Local Bounti (LOCL) Proxy filing summary
Event summary combining transcript, slides, and related documents.
Proxy filing summary
13 Apr, 2026Executive summary
Annual Meeting scheduled for June 10, 2026, to be held virtually, with voting on four key proposals including director elections, auditor ratification, NYSE-related share issuance, and potential adjournment.
Shareholders of record as of April 13, 2026, are eligible to vote via internet, phone, mail, or during the virtual meeting.
Board recommends voting in favor of all proposals and nominees.
Voting matters and shareholder proposals
Proposal 1: Election of two Class II directors (Mark J. Nelson and Charles R. Schwab, Jr.) for three-year terms.
Proposal 2: Ratification of WithumSmith + Brown, PC as independent auditor for 2026.
Proposal 3: Approval for issuance of up to 7,882,861 shares upon note conversion and 5,500,000 shares upon warrant exercise to U.S. Bounti, requiring NYSE shareholder approval.
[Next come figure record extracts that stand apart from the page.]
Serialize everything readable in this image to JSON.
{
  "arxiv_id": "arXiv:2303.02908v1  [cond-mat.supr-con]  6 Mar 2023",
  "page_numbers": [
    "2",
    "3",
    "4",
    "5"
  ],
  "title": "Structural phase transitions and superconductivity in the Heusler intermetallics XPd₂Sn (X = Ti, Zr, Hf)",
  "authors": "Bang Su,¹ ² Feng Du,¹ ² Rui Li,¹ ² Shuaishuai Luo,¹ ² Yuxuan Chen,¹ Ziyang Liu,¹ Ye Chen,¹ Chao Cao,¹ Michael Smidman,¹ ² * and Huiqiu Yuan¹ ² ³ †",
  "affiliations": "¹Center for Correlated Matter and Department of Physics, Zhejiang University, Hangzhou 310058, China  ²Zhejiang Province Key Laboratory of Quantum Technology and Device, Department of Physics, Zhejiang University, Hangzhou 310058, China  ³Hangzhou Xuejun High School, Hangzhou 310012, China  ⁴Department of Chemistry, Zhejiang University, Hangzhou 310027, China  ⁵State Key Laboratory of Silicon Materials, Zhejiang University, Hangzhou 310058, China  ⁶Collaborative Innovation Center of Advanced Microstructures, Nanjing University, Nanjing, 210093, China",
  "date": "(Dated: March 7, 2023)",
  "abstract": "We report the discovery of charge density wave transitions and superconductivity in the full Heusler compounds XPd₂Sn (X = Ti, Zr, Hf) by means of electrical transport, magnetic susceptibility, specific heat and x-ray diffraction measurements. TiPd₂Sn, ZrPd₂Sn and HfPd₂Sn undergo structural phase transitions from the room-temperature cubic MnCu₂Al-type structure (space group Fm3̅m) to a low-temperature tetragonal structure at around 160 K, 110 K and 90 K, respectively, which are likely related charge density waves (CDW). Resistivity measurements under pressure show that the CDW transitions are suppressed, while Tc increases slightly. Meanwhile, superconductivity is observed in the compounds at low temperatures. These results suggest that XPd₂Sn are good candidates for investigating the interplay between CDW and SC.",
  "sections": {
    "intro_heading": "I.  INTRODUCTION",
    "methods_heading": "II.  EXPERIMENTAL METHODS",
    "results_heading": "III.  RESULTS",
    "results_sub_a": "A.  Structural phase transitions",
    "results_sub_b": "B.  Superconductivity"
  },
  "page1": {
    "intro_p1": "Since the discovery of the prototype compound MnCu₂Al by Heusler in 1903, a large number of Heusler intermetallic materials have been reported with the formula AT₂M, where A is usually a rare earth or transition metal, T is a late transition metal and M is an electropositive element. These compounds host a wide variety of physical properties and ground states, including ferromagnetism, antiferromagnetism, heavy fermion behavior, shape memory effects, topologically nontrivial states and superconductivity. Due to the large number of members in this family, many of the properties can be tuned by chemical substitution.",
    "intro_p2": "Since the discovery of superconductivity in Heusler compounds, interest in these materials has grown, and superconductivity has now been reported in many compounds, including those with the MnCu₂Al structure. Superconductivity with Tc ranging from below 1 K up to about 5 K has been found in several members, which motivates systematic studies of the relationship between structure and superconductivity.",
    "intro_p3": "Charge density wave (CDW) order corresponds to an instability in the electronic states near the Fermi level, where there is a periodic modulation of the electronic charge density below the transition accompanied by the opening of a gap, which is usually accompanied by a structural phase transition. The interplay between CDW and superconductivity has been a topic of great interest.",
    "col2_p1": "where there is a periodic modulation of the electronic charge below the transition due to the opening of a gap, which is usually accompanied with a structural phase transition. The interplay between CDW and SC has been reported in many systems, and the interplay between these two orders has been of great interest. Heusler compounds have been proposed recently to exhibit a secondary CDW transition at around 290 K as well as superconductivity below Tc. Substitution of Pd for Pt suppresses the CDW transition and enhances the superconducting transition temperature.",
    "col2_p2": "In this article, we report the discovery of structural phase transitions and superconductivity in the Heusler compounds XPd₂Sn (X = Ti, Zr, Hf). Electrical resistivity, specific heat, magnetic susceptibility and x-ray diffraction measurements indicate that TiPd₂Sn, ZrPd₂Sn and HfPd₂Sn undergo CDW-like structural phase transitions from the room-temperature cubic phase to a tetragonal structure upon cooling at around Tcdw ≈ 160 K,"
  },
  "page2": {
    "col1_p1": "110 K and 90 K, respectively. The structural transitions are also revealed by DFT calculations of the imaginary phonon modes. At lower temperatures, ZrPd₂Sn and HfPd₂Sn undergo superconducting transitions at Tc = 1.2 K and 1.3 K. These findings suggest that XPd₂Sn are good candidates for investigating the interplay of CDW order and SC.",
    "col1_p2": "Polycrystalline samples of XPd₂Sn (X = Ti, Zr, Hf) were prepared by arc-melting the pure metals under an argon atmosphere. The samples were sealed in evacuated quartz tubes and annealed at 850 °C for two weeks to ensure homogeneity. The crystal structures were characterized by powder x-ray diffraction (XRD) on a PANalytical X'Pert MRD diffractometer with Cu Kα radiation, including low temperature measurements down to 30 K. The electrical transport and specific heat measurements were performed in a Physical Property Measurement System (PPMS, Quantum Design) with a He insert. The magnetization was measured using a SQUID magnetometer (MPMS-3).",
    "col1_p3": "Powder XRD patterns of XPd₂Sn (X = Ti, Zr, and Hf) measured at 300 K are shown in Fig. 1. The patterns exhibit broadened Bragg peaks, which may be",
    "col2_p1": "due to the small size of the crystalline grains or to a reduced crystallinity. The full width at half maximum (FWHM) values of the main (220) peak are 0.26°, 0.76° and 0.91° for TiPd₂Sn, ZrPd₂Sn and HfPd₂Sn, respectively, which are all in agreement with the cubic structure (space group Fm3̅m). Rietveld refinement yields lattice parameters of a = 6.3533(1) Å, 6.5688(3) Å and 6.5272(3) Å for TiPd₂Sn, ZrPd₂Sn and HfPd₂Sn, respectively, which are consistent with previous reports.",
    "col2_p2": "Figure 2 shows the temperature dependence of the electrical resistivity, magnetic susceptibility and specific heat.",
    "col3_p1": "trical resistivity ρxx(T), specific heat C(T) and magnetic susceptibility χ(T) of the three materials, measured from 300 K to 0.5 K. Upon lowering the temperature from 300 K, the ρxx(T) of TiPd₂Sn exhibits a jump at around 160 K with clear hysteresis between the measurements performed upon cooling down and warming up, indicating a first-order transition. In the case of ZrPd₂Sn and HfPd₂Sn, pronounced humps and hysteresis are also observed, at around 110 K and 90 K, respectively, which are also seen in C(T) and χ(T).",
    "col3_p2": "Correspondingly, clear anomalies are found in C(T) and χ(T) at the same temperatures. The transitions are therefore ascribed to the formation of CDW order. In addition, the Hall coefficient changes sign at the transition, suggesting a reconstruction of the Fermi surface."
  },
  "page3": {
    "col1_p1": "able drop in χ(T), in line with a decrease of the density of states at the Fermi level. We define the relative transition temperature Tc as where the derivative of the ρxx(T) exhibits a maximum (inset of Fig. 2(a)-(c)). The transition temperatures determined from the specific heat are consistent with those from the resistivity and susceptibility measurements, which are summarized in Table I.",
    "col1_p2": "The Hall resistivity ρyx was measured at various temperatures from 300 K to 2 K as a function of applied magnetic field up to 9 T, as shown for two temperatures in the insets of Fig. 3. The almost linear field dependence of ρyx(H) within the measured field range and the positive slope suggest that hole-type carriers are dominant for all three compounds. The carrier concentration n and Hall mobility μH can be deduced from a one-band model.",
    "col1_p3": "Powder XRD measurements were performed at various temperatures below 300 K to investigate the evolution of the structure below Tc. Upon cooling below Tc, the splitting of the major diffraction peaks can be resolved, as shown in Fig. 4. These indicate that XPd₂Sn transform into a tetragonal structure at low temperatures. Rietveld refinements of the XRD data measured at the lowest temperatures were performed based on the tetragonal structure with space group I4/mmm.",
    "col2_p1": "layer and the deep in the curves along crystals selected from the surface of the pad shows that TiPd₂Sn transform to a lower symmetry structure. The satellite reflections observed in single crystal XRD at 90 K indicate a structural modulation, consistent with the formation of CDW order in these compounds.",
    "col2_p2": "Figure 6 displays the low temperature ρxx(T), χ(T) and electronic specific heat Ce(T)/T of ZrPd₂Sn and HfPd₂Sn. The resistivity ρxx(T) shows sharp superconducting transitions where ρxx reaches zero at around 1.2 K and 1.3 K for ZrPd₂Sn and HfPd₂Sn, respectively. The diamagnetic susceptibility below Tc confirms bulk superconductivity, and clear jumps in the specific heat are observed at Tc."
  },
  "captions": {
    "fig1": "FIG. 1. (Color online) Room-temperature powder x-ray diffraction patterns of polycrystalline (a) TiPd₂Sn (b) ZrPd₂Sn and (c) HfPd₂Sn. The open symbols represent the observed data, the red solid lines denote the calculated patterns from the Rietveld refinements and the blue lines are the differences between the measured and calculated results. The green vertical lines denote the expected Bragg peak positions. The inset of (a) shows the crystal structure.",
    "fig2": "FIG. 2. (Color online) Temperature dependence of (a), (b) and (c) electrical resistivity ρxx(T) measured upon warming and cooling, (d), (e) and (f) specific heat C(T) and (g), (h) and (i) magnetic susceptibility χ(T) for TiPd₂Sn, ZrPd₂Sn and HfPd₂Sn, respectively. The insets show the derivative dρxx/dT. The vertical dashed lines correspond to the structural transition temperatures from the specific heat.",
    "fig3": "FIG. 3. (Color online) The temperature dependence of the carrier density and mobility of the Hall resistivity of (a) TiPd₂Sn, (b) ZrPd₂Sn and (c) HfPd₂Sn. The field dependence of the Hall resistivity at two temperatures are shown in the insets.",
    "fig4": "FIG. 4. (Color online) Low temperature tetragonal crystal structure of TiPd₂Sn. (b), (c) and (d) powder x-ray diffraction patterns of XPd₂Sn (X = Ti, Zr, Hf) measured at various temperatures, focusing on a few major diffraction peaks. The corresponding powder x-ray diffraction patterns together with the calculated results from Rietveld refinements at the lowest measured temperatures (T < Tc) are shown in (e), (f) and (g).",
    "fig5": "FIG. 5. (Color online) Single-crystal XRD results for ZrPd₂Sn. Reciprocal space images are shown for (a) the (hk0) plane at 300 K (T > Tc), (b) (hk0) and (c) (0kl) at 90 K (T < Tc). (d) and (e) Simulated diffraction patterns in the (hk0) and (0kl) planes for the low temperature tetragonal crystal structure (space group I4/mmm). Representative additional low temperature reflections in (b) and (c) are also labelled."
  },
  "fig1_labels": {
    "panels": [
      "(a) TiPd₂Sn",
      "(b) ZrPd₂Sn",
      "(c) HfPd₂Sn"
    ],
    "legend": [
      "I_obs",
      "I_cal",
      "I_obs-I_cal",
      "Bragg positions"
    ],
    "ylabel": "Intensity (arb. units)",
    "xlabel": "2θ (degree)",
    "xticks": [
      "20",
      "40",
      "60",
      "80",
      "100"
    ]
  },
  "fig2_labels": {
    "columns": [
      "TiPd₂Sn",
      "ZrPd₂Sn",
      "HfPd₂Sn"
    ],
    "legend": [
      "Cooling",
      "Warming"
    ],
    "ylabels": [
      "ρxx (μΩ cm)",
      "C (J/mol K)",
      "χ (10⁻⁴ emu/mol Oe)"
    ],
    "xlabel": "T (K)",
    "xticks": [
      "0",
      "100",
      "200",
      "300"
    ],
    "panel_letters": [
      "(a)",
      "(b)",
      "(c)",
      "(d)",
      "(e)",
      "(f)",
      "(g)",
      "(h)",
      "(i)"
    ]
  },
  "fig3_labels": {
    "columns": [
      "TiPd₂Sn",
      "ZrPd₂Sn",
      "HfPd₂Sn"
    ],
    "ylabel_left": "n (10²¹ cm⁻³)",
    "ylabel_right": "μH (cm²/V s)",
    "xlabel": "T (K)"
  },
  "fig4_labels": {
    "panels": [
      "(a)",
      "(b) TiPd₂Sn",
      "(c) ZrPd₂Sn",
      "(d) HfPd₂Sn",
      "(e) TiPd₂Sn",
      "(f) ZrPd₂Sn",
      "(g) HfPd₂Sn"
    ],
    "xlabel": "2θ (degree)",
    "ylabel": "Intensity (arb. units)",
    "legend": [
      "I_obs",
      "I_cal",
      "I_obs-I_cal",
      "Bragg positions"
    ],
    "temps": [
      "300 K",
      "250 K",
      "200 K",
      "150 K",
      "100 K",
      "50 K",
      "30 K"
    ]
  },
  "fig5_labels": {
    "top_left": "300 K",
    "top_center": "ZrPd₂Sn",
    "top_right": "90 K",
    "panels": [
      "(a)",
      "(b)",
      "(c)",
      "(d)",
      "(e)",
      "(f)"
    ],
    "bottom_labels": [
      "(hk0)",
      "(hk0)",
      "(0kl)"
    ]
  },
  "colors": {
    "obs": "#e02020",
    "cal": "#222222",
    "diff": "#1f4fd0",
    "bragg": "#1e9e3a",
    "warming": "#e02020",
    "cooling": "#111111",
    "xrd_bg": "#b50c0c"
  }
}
Proposal 4: Adjournment of the meeting if more votes are needed for any proposal.
Shareholder proposals for the 2027 meeting must be submitted by December 24, 2026, for inclusion in proxy materials.
Board of directors and corporate governance
Board consists of eight directors divided into three staggered classes; five are independent under NYSE standards.
Board leadership includes an Executive Chairman and a lead independent director.
Board committees: Audit, Compensation, and Nominating & Corporate Governance, all with independent members.
Directors are expected to attend at least 75% of meetings and are encouraged to attend annual meetings.
Code of Business Conduct and Ethics, Corporate Governance Guidelines, and Insider Trading Policy are in place.